South African state power company Eskom had warned early on Friday that electricity cuts could intensify following labour protests at nine of its facilities linked to deadlocked wage talks.
Following through on its warning, the power later announced that Stage 4 load shedding would be implemented from 11:00 until midnight on Friday, and from 05:00 until midnight on Saturday and Sunday, to conserve emergency generation reserves due to the “ongoing unprotected labour action”.
The utility, which has struggled to meet power demand in Africa’s most industrialised nation for over a decade, has been implementing rotational outages since the start of the week.
Eskom said the protests included incidents of intimidation of working employees and blockading of roads leading to power stations.
In its Stage 4 power cut statement, Eskom said: “While exploring possible solutions to unlock the deadlock with the unions, Eskom appeals to its labour partners and striking employees to embrace the higher purpose of putting the people of South Africa first, respect the law and to desist from illegal and undemocratic conduct.”
“However, Eskom cautions the public that as the shortage of generation capacity persists, the system will continue to be constrained with an elevated risk of load shedding over the coming weeks.”

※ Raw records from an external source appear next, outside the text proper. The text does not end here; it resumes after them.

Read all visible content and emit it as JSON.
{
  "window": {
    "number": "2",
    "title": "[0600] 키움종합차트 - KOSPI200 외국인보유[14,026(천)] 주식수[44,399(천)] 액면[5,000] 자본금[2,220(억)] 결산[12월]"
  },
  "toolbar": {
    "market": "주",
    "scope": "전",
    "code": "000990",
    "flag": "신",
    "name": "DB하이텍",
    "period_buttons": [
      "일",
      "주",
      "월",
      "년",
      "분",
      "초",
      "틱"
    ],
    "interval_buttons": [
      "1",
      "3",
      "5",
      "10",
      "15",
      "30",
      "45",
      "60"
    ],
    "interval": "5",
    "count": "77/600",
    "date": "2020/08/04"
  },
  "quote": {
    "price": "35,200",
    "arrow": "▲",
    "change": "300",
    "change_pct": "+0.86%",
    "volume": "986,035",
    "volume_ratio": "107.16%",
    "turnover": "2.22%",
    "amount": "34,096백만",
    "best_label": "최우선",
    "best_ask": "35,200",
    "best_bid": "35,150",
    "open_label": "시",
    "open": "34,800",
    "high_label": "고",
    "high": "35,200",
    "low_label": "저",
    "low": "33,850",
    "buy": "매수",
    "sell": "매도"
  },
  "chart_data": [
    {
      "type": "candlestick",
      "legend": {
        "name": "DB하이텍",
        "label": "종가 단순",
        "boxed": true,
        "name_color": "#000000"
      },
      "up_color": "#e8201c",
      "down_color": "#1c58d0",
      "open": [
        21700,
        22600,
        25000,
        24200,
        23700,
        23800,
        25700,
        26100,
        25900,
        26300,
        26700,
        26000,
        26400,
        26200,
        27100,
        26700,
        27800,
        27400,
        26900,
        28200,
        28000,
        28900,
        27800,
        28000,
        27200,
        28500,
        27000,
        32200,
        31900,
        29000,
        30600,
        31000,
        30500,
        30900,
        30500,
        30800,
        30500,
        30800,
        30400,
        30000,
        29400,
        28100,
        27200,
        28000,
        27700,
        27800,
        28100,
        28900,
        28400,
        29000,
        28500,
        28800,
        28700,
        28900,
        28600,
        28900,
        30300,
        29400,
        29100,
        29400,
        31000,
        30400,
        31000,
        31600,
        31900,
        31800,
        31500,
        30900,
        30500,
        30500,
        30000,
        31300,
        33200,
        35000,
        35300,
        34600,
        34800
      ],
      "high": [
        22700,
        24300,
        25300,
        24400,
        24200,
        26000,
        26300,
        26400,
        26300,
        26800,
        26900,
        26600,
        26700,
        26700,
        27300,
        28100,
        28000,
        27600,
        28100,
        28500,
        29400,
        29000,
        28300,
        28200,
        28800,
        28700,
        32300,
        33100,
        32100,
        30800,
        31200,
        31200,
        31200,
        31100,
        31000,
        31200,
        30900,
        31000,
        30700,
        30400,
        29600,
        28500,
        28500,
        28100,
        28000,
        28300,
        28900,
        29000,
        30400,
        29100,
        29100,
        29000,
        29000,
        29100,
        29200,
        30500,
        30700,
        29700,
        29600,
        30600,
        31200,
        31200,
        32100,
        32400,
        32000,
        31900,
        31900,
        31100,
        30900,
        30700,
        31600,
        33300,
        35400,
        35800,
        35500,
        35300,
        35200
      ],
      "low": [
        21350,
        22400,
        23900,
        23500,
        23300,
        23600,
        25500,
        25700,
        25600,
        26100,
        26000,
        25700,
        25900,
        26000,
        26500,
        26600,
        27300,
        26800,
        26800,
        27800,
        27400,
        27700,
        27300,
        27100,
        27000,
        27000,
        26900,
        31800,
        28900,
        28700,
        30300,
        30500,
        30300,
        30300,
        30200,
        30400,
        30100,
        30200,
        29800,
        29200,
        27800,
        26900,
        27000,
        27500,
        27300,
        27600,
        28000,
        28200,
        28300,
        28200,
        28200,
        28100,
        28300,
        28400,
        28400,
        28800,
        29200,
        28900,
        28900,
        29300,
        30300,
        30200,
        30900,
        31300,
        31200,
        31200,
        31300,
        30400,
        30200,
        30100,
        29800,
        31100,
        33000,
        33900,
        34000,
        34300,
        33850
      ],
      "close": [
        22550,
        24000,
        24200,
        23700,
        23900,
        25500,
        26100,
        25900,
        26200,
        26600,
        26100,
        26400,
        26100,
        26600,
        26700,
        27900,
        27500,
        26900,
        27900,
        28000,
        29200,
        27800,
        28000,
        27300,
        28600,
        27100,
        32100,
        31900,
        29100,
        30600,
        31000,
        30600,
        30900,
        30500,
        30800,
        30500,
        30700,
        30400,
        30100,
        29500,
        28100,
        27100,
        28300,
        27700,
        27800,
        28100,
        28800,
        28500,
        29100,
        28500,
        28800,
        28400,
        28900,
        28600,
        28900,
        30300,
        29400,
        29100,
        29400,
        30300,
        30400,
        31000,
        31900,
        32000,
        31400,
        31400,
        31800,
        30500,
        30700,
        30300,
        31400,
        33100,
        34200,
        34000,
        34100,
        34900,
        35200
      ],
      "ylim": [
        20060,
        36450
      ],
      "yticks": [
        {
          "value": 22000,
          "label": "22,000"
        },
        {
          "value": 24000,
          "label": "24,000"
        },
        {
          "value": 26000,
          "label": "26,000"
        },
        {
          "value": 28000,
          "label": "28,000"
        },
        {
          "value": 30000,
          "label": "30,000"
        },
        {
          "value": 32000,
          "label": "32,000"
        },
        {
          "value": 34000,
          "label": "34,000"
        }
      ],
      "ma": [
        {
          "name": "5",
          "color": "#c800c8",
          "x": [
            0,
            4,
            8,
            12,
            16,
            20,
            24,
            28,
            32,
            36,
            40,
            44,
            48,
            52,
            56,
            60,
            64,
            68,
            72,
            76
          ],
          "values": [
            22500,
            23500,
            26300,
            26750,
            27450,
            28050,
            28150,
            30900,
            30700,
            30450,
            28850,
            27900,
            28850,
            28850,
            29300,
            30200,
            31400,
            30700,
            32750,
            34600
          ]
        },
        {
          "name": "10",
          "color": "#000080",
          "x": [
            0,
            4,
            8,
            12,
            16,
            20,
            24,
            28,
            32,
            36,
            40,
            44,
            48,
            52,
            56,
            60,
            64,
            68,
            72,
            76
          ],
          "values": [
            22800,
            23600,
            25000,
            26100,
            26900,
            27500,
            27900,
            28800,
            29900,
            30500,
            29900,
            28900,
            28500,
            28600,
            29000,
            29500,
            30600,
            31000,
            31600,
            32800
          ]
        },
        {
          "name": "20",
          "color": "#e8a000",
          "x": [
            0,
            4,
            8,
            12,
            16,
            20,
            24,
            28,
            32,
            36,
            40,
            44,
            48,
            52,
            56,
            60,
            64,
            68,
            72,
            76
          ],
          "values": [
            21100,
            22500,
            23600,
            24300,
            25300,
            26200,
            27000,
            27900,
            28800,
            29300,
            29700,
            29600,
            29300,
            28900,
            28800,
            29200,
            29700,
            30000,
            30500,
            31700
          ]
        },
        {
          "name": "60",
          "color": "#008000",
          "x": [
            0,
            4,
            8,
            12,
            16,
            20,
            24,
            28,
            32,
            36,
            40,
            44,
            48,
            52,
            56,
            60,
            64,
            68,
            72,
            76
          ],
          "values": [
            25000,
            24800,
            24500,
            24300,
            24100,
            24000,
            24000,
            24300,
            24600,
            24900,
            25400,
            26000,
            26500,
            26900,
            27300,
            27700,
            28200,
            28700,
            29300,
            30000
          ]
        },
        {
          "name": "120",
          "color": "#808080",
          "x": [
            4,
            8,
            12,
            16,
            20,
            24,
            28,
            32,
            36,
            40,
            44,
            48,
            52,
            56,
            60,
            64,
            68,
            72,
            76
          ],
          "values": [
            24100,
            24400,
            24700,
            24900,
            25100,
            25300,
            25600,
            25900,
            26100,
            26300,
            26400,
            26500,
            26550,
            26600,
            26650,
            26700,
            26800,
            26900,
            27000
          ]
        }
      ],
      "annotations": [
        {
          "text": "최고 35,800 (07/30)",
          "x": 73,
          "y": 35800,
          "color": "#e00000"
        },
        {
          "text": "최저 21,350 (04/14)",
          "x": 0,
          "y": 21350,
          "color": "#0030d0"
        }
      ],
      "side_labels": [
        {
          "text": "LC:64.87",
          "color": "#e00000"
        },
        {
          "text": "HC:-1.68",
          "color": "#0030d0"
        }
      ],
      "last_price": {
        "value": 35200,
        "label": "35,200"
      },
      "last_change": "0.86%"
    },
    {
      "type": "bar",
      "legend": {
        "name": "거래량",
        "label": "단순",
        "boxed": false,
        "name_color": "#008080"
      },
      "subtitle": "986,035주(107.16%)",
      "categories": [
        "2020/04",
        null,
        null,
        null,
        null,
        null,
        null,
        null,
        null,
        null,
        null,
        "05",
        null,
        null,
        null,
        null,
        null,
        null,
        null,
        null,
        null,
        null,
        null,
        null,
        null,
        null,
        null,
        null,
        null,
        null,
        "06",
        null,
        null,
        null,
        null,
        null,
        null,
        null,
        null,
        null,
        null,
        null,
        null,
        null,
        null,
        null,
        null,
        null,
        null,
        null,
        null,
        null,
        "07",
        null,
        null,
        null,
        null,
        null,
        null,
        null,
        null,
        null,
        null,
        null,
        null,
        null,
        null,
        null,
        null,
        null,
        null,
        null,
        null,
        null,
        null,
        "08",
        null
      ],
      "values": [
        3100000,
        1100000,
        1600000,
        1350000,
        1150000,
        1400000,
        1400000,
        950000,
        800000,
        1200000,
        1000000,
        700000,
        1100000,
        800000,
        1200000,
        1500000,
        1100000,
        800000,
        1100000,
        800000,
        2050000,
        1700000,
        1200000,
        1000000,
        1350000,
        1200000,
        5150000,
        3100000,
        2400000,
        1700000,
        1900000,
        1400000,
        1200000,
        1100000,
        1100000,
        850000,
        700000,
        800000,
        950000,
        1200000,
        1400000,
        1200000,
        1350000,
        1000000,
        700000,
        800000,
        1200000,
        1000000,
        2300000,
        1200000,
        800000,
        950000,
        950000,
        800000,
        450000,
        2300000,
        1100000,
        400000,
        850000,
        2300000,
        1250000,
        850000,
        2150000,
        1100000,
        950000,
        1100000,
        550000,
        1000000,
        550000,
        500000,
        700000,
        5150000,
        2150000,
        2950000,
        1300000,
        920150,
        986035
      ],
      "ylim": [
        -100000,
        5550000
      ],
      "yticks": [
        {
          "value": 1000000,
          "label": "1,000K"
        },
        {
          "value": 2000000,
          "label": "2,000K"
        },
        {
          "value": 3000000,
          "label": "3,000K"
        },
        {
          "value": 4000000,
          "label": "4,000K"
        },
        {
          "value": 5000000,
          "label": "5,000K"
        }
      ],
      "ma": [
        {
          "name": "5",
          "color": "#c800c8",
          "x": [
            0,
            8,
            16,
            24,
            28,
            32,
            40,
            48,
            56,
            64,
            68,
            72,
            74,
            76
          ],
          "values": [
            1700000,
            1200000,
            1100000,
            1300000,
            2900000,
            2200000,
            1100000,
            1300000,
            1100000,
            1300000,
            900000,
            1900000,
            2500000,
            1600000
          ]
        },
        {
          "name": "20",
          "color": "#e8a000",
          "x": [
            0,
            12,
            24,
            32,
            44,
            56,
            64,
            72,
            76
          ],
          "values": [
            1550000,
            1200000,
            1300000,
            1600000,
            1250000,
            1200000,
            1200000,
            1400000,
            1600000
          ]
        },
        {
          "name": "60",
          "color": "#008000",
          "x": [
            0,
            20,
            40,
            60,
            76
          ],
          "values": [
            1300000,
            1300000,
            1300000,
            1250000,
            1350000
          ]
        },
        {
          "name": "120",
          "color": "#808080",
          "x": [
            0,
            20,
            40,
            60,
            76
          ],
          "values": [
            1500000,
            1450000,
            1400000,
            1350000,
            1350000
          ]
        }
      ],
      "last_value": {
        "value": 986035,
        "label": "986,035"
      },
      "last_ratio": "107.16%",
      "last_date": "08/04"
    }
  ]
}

Eskom spokesperson Sikonathi Mantshantsha said on Thursday that groups of people, some wearing union outfits, were protesting outside six coal plants and the company said police had been deployed.
The negotiations with trade unions including the National Union of Metalworkers of South Africa broke down on Tuesday.
Eskom said on Friday that over the past 24 hours there had been protests at nine of its power stations and other operating facilities, by some of its employees who had embarked on unprotected strike action.
The loss-making utility, saddled with a huge debt pile approaching R400 billion, is trying to contain costs as part of turnaround efforts under Chief Executive Andre de Ruyter.
Reforming Eskom is a priority for President Cyril Ramaphosa’s government, but efforts to improve power plant performance are yet to bear fruit.
Eskom has a total nominal capacity of 46 000 MW, but earlier this week more than a third of that capacity was offline due to breakdowns and planned maintenance. It said on Friday it has 2 766MW on planned maintenance, while another 17 395MW of capacity is unavailable due to breakdowns.